The circumstances leading to Mr. McCallum’s fall began late last year when the Chief Financial Officer of the Chinese cell phone company Huawei was arrested when she arrived in Vancouver by Canadian Authorities. The arrest was arranged on behalf of the United States, which alleges that Ms. Wanzhou assisted the Chinese business with dodging U.S. sanctions on Iran and stealing technology from rivals.
Canada has yet to allow the United States to extradite Ms. Wanzhou but has taken extreme measures to prevent the powerful executive from escaping jurisdiction. After being granted a 7.6 million dollar bail, Ms. Wanzhou has been put under 24-hour surveillance and been forced to wear a geolocating ankle bracelet.
The political implications of this high profile arrest have had serious repercussions for Canada. Numerous Canadian citizens residing in China have been arrested in recent weeks under dubious charges. Canada’s foreign minister Chrystia Freeland has vehemently opposed the detentions, and requested that these people not be used as “political pawns by the Chinese government.”

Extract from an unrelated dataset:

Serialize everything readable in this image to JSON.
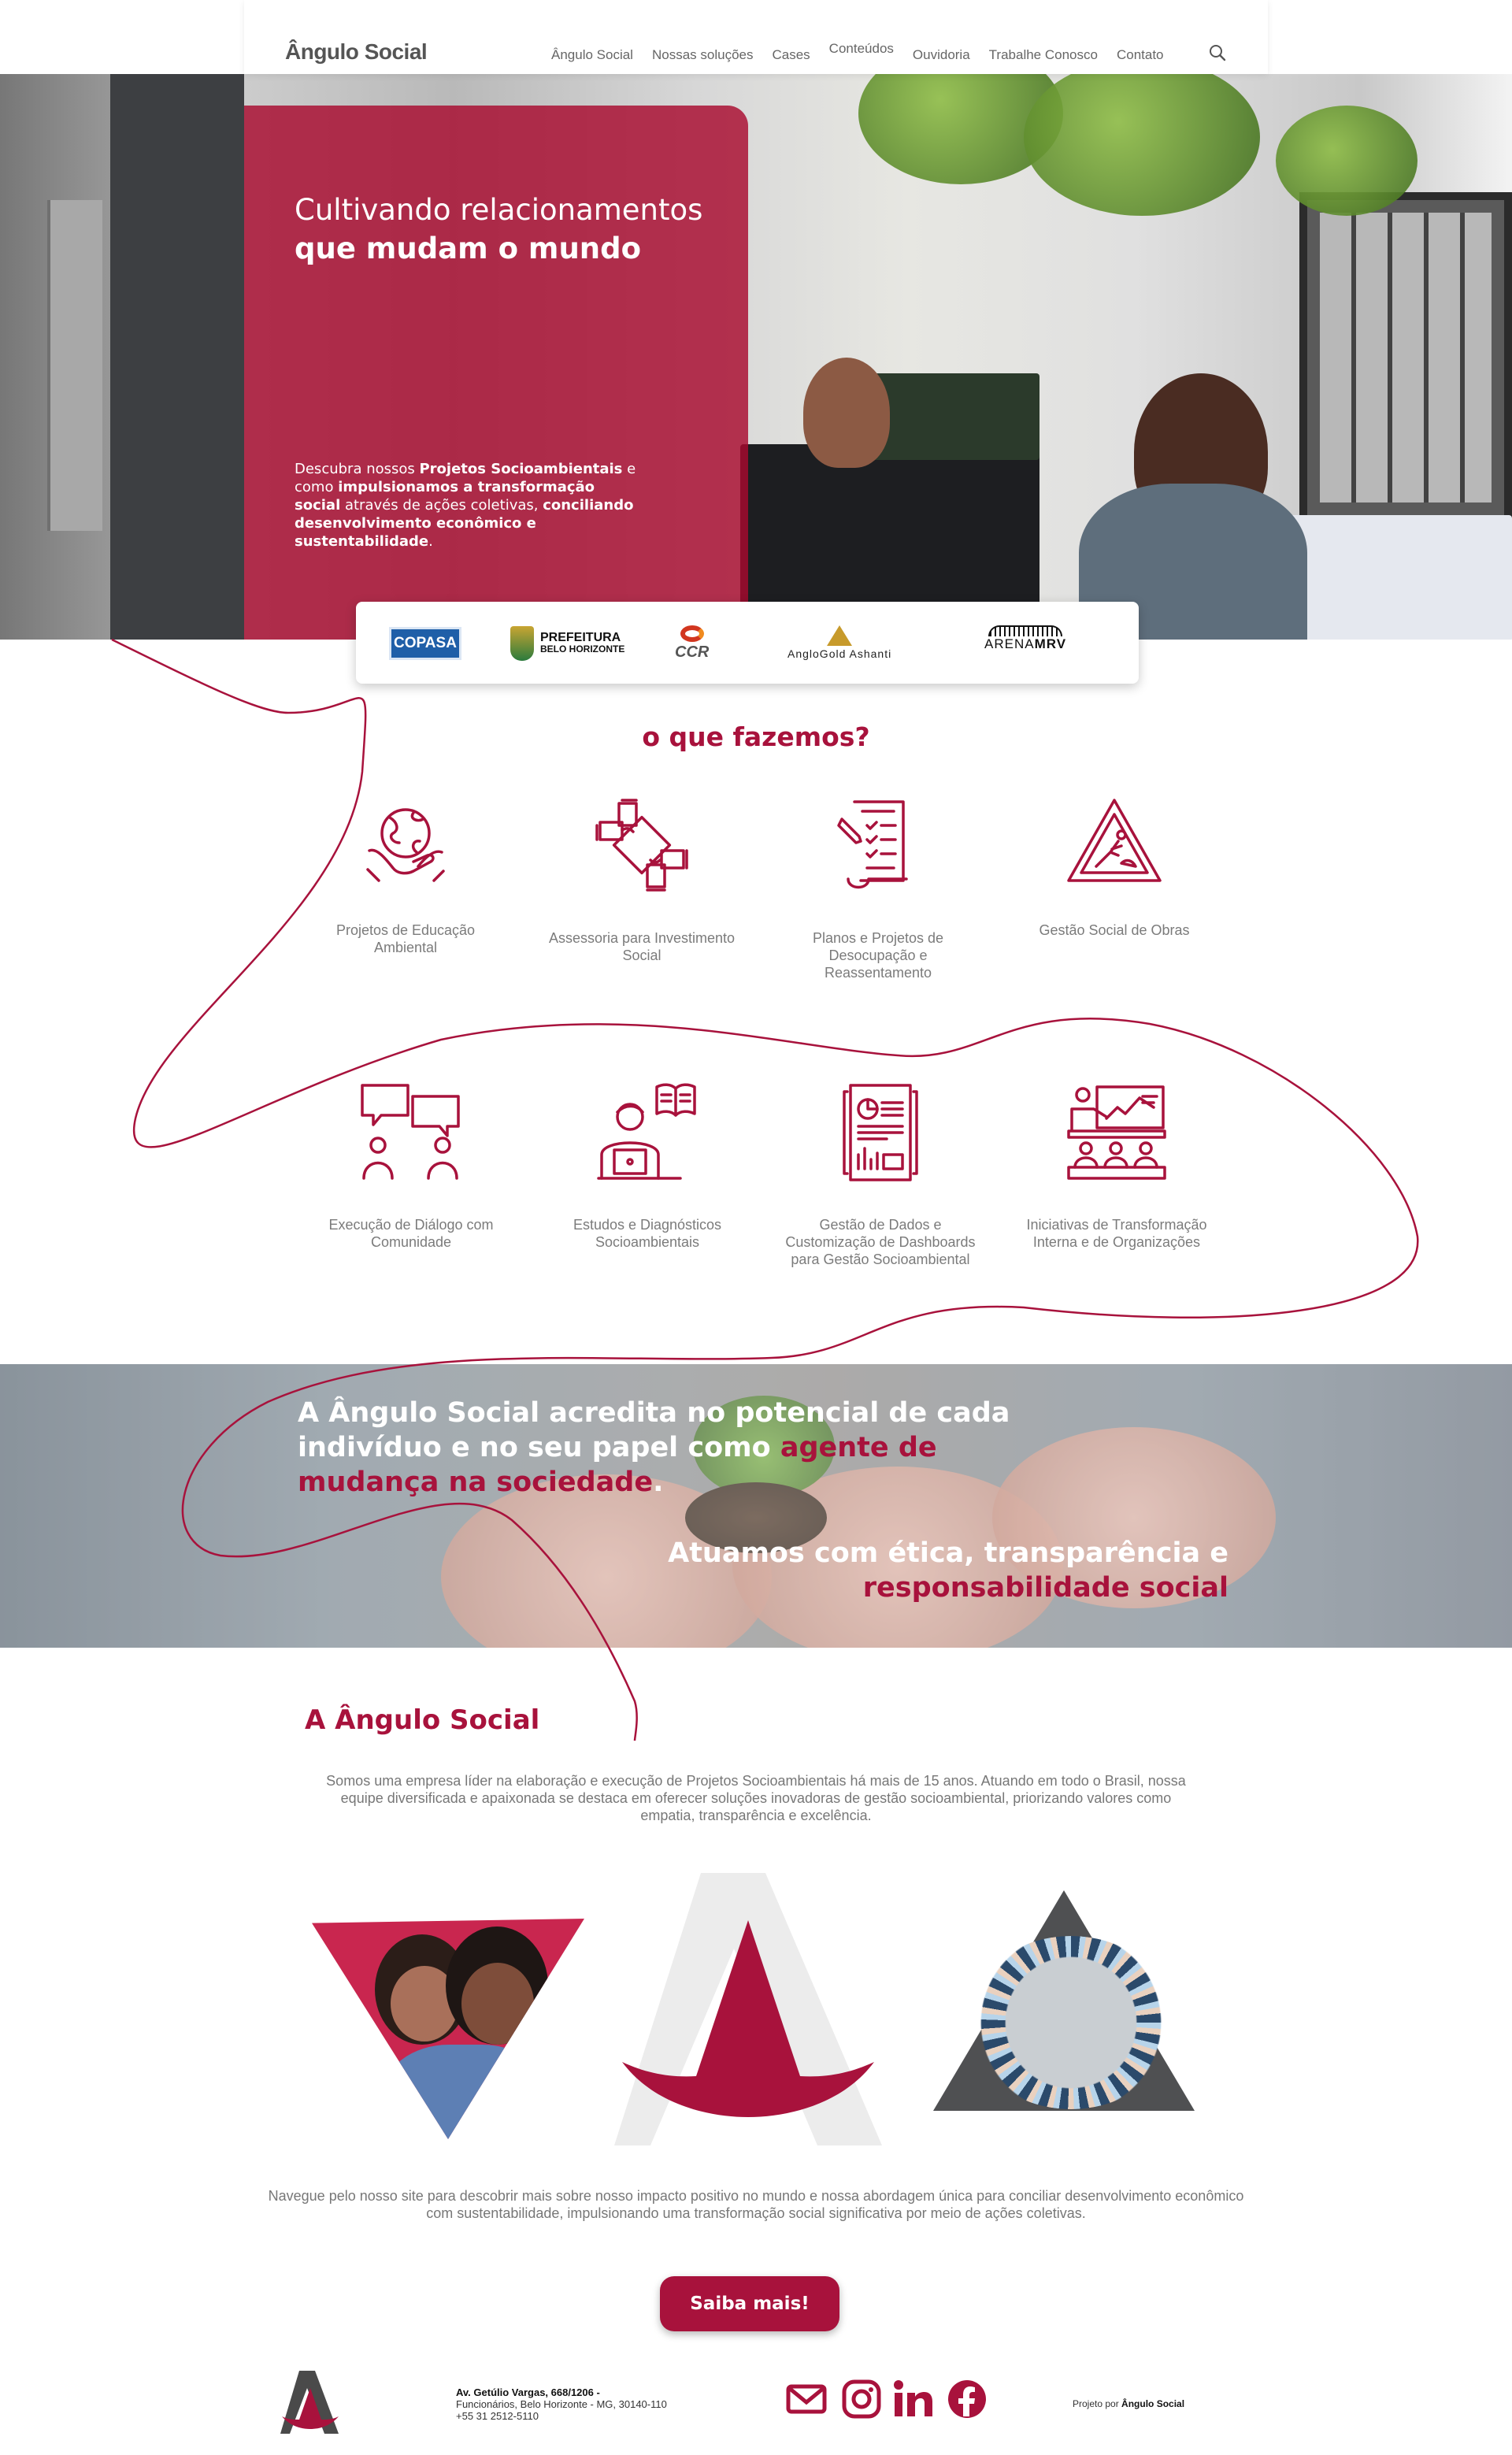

In the charged atmosphere, Mr. McCallum broke ranks with the government of Prime Minister Justin Trudeau by publicly declaring that the extradition of Ms. Wanzhou, “would not be a happy outcome” and that the executive has, “some strong arguments that she can make before a judge.” These unexpected comments in support of the Huawei boss sparked outrage across Canada but were met with approval by the government of China.
Mr. McCallum was defended in an editorial by the Chinese State-run newspaper The Global Times which called the government of Trudeau, “as sensitive as a frightened bird” and claimed that the Ambassador was simply, “laying bare the facts” of the case against Ms. Wanzhou and Huawei.

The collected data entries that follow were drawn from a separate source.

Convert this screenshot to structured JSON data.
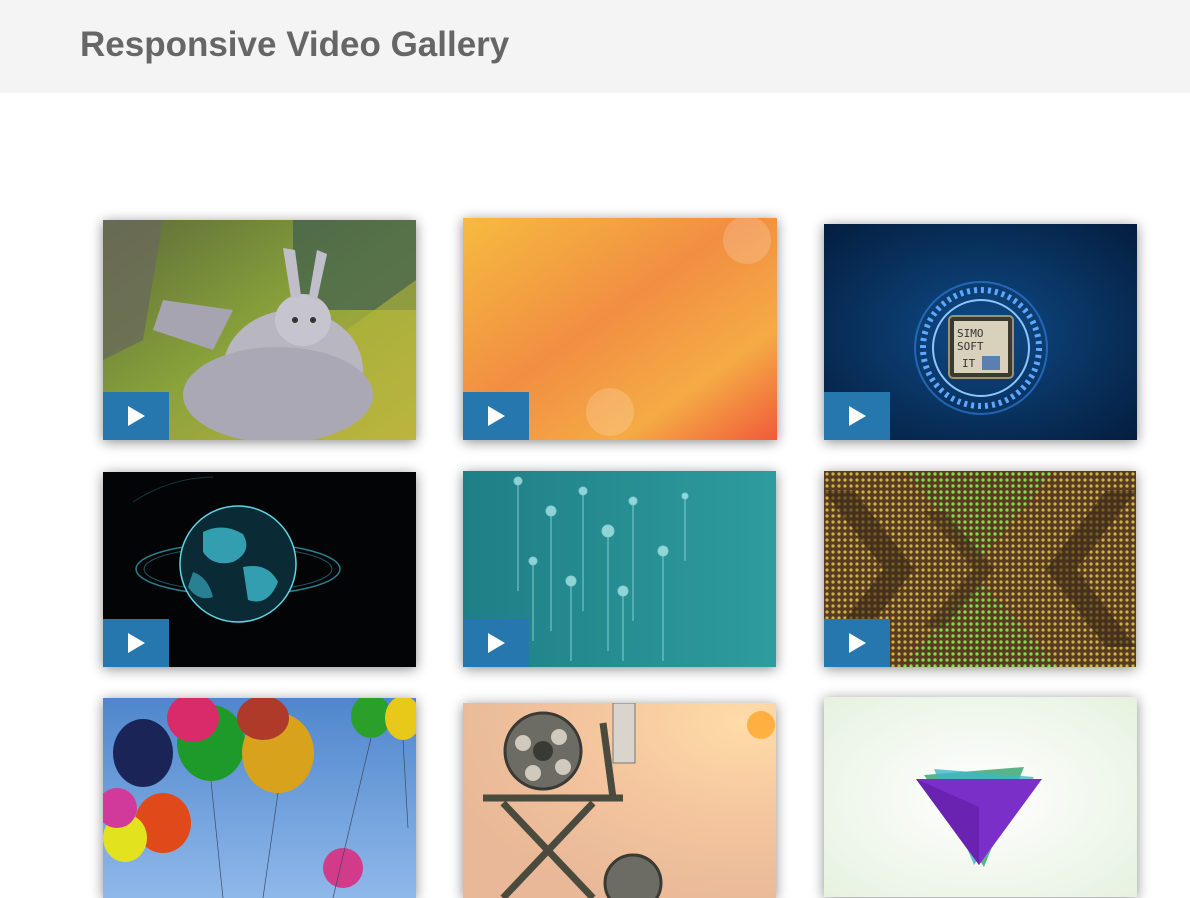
{
  "header": {
    "title": "Responsive Video Gallery"
  },
  "videos": [
    {
      "thumbnail": "big-buck-bunny-scene",
      "play_icon": "play-icon"
    },
    {
      "thumbnail": "orange-gradient-bokeh",
      "play_icon": "play-icon"
    },
    {
      "thumbnail": "simo-soft-it-chip-logo",
      "thumb_text": [
        "SIMO",
        "SOFT",
        "IT"
      ],
      "play_icon": "play-icon"
    },
    {
      "thumbnail": "holographic-earth-globe",
      "play_icon": "play-icon"
    },
    {
      "thumbnail": "teal-rising-bubbles",
      "play_icon": "play-icon"
    },
    {
      "thumbnail": "green-led-chevron-pattern",
      "play_icon": "play-icon"
    },
    {
      "thumbnail": "colorful-balloons-sky",
      "play_icon": "play-icon"
    },
    {
      "thumbnail": "film-reel-directors-chair",
      "play_icon": "play-icon"
    },
    {
      "thumbnail": "purple-triangle-logo",
      "play_icon": "play-icon"
    }
  ],
  "colors": {
    "header_bg": "#f4f4f4",
    "title_text": "#666666",
    "play_button": "#2577ae"
  }
}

Members of the Canadian political world, however, were not so friendly to Mr. McCallum, with voices on both sides of the aisle condemning his comments. David Mulroney, the former Canadian Ambassador to China, called Mr. McCallum’s statements, “mind-boggling.” The current leader of the Conservative party within Canada, Andrew Scheer, also spoke out against the ambassador, deriding what he called a “debacle with China.”

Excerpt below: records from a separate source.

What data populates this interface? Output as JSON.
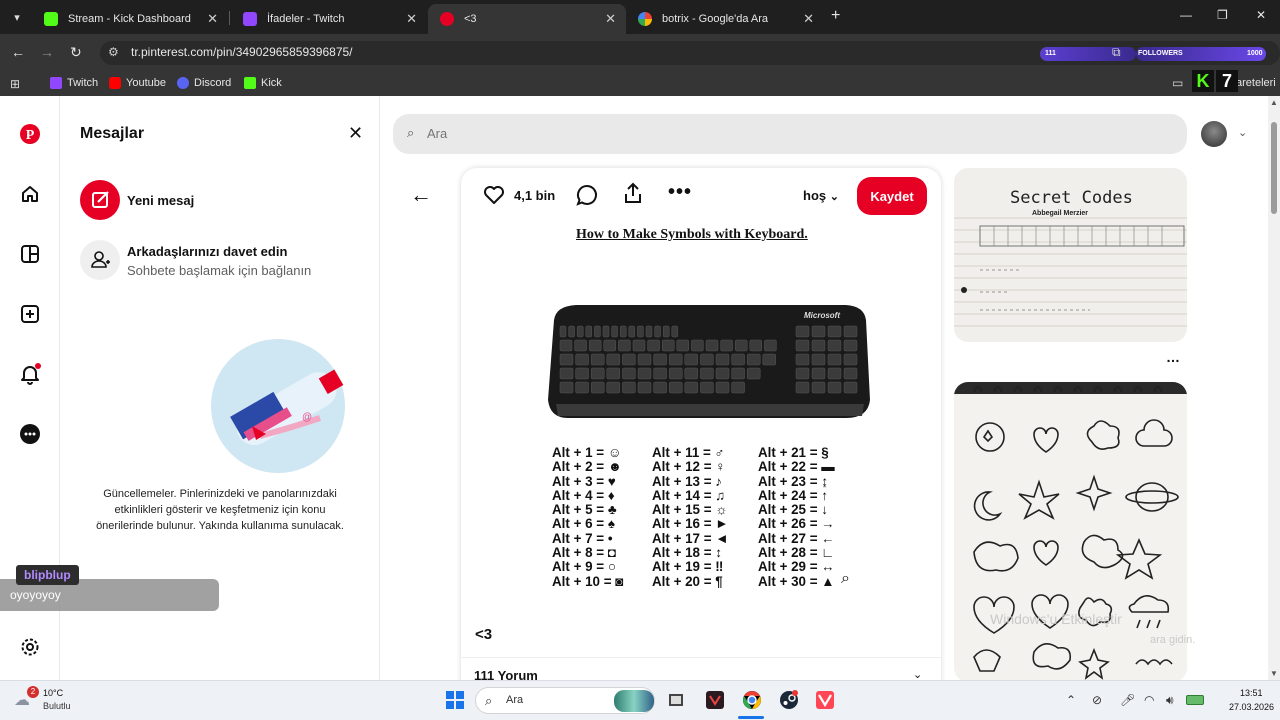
{
  "browser": {
    "tabs": [
      {
        "label": "Stream - Kick Dashboard",
        "active": false,
        "favicon": "kick-logo"
      },
      {
        "label": "İfadeler - Twitch",
        "active": false,
        "favicon": "twitch-logo"
      },
      {
        "label": "<3",
        "active": true,
        "favicon": "pinterest-logo"
      },
      {
        "label": "botrix - Google'da Ara",
        "active": false,
        "favicon": "google-logo"
      }
    ],
    "url": "tr.pinterest.com/pin/34902965859396875/",
    "bookmarks": [
      {
        "label": "Twitch",
        "icon": "twitch-logo"
      },
      {
        "label": "Youtube",
        "icon": "youtube-logo"
      },
      {
        "label": "Discord",
        "icon": "discord-logo"
      },
      {
        "label": "Kick",
        "icon": "kick-logo"
      }
    ],
    "bookmarks_overflow": "areteleri",
    "overlay_viewers": "111",
    "overlay_followers": "FOLLOWERS",
    "overlay_count": "1000",
    "kick_badge": [
      "K",
      "7"
    ]
  },
  "messages_panel": {
    "title": "Mesajlar",
    "new_message": "Yeni mesaj",
    "invite_title": "Arkadaşlarınızı davet edin",
    "invite_subtitle": "Sohbete başlamak için bağlanın",
    "description": "Güncellemeler. Pinlerinizdeki ve panolarınızdaki etkinlikleri gösterir ve keşfetmeniz için konu önerilerinde bulunur. Yakında kullanıma sunulacak."
  },
  "search": {
    "placeholder": "Ara"
  },
  "pin": {
    "like_count": "4,1 bin",
    "board": "hoş",
    "save_label": "Kaydet",
    "headline": "How to Make Symbols with Keyboard.",
    "keyboard_brand": "Microsoft",
    "alt_codes": [
      [
        "Alt + 1 = ☺",
        "Alt + 2 = ☻",
        "Alt + 3 = ♥",
        "Alt + 4 = ♦",
        "Alt + 5 = ♣",
        "Alt + 6 = ♠",
        "Alt + 7 = •",
        "Alt + 8 = ◘",
        "Alt + 9 = ○",
        "Alt + 10 = ◙"
      ],
      [
        "Alt + 11 = ♂",
        "Alt + 12 = ♀",
        "Alt + 13 = ♪",
        "Alt + 14 = ♫",
        "Alt + 15 = ☼",
        "Alt + 16 = ►",
        "Alt + 17 = ◄",
        "Alt + 18 = ↕",
        "Alt + 19 = ‼",
        "Alt + 20 = ¶"
      ],
      [
        "Alt + 21 = §",
        "Alt + 22 = ▬",
        "Alt + 23 = ↨",
        "Alt + 24 = ↑",
        "Alt + 25 = ↓",
        "Alt + 26 = →",
        "Alt + 27 = ←",
        "Alt + 28 = ∟",
        "Alt + 29 = ↔",
        "Alt + 30 = ▲"
      ]
    ],
    "title": "<3",
    "comments": "111 Yorum"
  },
  "related": {
    "thumb1_title": "Secret Codes",
    "thumb1_author": "Abbegail Merzier"
  },
  "windows_watermark": "Windows'u Etkinleştir",
  "windows_watermark2": "ara gidin.",
  "stream_overlay": {
    "user": "blipblup",
    "message": "oyoyoyoy"
  },
  "taskbar": {
    "weather_temp": "10°C",
    "weather_desc": "Bulutlu",
    "weather_badge": "2",
    "search_label": "Ara",
    "time": "13:51",
    "date": "27.03.2026"
  },
  "colors": {
    "pinterest_red": "#e60023",
    "kick_green": "#53fc18",
    "twitch_purple": "#9146ff"
  }
}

The future of both Ms. Wanzhou and Canadian-Chinese relations seem to have become even more cloudy in the current days, with few knowing what the next step in the dispute will be. If the United States succeeds in extraditing the Huawei executive, the situation will turn much more serious, possibly affecting global trade and diplomatic relations between the three nations. For now, however, the only certainty is that Mr. McCallum will no longer be involved in the future of Canada.